New results from full waveform inversion for Anatolia give an unprecedented view on the crust and the upper mantle of the region. Based on highly accurate spectral-element simulations of seismic wave propagation in heterogeneous Earth models, full waveform inversion exploits complete seismograms – including body and surface waves – for the benefit of improved resolution. Furthermore, 3D structure in both crust and mantle is constrained jointly, thereby avoiding contamination from commonly applied crustal corrections. Second-order adjoint techniques provide quantitative estimates of direction- and position-dependent resolution length, which is essential for the interpretation of the model.
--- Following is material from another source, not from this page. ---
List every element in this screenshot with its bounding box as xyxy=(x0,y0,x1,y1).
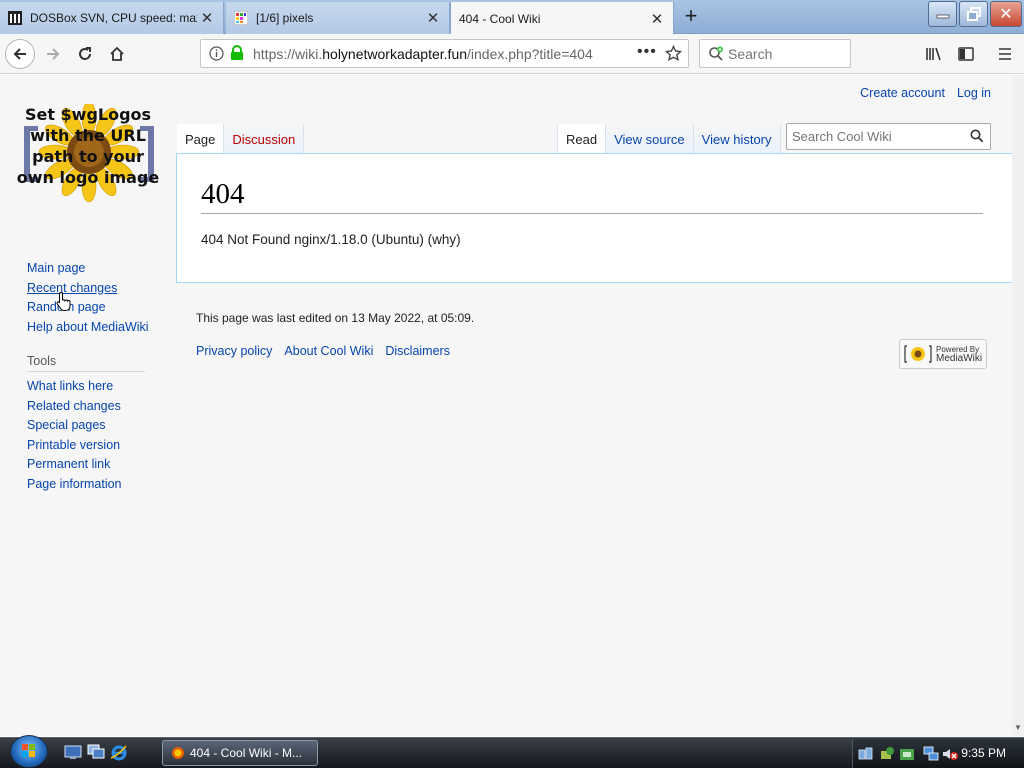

The images connect major structures in the crust as documented in the geology, to features in the upper mantle that reflect the remnants of the convergence and collision. The results show a major discontinuity between western Anatolia lithosphere and the region to the east of it. It is the imprint of syn-collisional segmentation of the neo-Tethys slab, and separates the Aegean and west Anatolia regions from central and east Anatolia. While convergence between Africa and Europe continued, this initiated a period of lithospheric extension in the west and flat slab subduction in the east that set the stage for earthquake and volcanic activity in the region today. Slab segmentation is expected to have been relatively common just prior to closure of other oceans in the geological past, and may explain some of the complexity that geologists have documented in, for instance, the Tibetan plateau also.